Restaurants struggle to survive as coronavirus turns Seattle into a ghost town

(CNN)The Pike Place bakery sits in an area where tourists flock in Seattle. Lately, though, the whole area looks more like a ghost town.

“We’ve seen at least a 50-70% drop with tourists coming through the market and our sales compared to last year and the years before,” Alexander Vaughan, one of the bakery managers at Piroshky Piroshky, told CNN on Monday.
The first reported case of coronavirus in the United States was a man who lived near Seattle, and the state has seen the most deaths in the country, with 24. The state has also seen the most US cases, with more than 280 as of Tuesday afternoon.
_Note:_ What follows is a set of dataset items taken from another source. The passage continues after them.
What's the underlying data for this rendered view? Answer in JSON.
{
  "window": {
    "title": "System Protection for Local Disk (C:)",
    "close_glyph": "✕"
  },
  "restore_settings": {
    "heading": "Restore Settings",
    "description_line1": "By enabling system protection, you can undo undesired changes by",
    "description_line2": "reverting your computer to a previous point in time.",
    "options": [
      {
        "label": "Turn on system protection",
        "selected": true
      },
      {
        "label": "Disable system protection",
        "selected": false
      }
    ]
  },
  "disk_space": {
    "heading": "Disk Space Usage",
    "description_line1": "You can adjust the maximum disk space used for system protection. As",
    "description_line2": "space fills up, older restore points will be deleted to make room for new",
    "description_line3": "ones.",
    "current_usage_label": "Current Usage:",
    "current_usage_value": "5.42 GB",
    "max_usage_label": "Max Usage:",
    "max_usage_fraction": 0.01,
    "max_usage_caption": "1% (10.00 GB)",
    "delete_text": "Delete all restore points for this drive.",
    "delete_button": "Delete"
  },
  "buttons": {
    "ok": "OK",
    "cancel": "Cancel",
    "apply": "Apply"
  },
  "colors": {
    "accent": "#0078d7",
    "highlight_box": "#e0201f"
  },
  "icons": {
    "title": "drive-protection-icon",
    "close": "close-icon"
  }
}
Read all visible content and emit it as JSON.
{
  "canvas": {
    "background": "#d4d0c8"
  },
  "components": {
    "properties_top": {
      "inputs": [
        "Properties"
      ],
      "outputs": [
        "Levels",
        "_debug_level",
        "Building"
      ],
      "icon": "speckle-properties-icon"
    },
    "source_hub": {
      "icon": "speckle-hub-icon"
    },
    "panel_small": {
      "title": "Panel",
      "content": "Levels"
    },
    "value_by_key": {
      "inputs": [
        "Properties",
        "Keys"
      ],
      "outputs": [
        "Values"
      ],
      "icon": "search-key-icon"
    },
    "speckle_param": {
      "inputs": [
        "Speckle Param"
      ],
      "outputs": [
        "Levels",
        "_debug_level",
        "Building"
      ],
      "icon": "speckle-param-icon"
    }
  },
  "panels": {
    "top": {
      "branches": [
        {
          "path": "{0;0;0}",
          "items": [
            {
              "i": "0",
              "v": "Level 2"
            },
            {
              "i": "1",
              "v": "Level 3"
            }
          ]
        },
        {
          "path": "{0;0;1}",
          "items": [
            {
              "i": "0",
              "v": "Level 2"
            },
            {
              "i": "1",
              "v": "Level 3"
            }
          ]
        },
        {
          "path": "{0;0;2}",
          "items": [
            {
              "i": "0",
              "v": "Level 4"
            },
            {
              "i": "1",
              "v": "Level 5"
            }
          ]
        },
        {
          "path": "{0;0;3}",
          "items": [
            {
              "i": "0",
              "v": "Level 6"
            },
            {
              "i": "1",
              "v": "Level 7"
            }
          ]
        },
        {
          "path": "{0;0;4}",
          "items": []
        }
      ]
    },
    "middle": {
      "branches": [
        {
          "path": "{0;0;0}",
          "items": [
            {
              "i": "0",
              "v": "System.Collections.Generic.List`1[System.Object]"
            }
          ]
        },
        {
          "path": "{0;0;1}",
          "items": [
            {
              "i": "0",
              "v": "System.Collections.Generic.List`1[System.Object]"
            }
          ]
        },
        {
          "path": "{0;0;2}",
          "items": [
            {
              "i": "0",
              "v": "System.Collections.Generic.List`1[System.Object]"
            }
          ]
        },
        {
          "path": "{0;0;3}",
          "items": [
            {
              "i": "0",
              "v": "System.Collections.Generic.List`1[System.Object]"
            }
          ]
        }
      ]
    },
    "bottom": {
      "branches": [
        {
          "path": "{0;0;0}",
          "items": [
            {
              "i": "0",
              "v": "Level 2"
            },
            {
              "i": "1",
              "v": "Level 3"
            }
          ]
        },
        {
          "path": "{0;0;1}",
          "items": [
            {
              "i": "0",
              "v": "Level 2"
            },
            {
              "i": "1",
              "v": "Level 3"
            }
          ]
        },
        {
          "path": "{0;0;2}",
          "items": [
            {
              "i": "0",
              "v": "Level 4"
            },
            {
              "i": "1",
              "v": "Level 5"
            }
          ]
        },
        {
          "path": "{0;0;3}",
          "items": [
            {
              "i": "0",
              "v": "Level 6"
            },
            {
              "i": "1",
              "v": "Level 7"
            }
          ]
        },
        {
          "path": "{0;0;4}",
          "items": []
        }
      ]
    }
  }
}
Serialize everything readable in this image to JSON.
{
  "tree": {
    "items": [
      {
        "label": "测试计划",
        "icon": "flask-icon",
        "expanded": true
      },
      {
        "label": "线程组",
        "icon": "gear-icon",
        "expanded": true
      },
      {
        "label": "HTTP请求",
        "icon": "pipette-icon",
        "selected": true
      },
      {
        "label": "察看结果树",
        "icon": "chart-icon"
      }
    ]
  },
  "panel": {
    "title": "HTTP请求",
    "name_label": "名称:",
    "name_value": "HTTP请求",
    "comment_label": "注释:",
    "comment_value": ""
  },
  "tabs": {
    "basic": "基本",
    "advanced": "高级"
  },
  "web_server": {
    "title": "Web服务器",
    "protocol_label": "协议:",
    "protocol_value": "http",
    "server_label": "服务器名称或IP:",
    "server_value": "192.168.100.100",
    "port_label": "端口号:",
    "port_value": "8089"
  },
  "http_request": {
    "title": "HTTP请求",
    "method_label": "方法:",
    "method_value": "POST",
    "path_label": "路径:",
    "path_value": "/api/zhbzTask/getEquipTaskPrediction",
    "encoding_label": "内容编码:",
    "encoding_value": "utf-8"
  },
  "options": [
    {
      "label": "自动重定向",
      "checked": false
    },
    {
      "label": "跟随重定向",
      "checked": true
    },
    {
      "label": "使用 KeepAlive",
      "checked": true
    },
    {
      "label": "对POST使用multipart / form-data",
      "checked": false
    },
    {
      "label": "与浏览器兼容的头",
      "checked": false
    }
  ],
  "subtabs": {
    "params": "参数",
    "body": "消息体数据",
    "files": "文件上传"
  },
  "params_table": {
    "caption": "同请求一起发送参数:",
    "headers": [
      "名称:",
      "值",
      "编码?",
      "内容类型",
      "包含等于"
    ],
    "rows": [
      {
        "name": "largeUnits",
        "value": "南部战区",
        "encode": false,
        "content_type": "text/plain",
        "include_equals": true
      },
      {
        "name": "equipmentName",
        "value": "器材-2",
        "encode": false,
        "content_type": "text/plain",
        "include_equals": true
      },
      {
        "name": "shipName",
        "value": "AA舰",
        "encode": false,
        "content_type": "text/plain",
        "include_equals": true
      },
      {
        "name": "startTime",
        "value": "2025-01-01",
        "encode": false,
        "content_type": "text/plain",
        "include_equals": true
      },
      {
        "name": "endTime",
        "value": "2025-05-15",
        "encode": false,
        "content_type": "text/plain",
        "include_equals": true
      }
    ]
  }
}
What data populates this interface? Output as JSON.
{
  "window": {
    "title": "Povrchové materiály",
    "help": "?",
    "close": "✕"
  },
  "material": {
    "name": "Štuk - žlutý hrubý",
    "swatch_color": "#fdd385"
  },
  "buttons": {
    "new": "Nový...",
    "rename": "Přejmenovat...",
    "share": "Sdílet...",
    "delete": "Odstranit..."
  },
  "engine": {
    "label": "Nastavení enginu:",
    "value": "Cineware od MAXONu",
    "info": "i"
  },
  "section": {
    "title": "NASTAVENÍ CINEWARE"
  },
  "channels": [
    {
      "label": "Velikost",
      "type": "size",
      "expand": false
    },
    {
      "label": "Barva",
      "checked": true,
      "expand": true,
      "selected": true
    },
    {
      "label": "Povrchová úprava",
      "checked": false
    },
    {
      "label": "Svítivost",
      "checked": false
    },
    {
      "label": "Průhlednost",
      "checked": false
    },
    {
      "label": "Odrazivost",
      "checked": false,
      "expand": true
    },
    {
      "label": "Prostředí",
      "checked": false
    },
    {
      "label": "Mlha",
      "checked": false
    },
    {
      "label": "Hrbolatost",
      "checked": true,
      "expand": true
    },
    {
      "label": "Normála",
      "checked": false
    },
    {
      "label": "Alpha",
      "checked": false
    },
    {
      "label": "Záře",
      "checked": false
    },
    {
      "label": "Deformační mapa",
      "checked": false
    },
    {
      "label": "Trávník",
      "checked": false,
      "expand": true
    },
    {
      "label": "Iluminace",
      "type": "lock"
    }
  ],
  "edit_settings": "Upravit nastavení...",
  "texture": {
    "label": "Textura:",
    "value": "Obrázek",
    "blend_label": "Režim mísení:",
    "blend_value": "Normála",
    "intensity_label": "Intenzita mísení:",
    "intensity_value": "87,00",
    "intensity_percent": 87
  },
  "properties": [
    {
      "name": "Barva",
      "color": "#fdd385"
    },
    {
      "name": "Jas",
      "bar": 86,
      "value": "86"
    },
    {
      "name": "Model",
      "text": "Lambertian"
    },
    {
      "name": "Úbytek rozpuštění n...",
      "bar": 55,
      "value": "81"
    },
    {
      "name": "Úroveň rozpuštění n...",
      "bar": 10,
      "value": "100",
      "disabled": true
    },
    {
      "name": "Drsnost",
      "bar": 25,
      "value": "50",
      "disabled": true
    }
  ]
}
    “Many restaurants” in Seattle reported a 40% drop in business last week, according to the Washington Hospitality Association.
    Restaurants are getting creative and changing how they do business to make sure they can stay open.
    Some restaurants are turning to takeout to keep up with the demand of hungry customers who are working from home to avoid the risk of coronavirus.
    “We love to have you in but understand, so now you can enjoy at your home!” Tamari Bar posted on its Facebook page.
    Other restaurants, such as Pagliacci Pizza, are offering “no-contact” delivery. That’s when a restaurant leaves food at the door.
    Or, how about a pack of a vitamin supplement Emergen-C to go with that water? The Bluwater Bistro at Leschi is doing just that, as well as upping its surface-cleaning efforts, according to its Facebook post.
    Gimmicks aside, some eateries have cut back on hours because of the decrease in demand and others have shuttered temporarily.
    Coffee shop Tempesta has closed temporarily “due to the social and economic impacts” of the coronavirus, it said on Facebook.
    Washington Gov. Jay Inslee on Tuesday announced new and expanded Washington Employment Security Department rules to provide relief for workers and businesses who have been negatively impacted by the coronavirus.
    Workers will be able to get unemployment benefits if their workplace needs to reduce hours or close temporarily because of quarantines or sick workers who fall ill with coronavirus, according to a news release from the governor’s office.
    Piroshky Piroshky has cut down staffing to full-time employees only, Greg Ioki, another bakery manager, told CNN.
    “We’re hoping to maintain as many employees as possible,” Ioki said. “All of our managerial staff is taking a voluntary 20% pay cut in their bottom line so we can ensure that we can keep the rest of our employees happy and employed.”
      The bakery is also looking for other ways to increase its revenue since there aren’t as many customers coming in. Ioki said the bakery is contacting local co-ops and grocery stores who are not able to keep up with the amount of bread needed to feed people.
      “We’re slowly moving our production kitchen into doing bread productions so we can be that company in Seattle that is supplying our people with what they need right now, especially when it’s tough like this,” he said.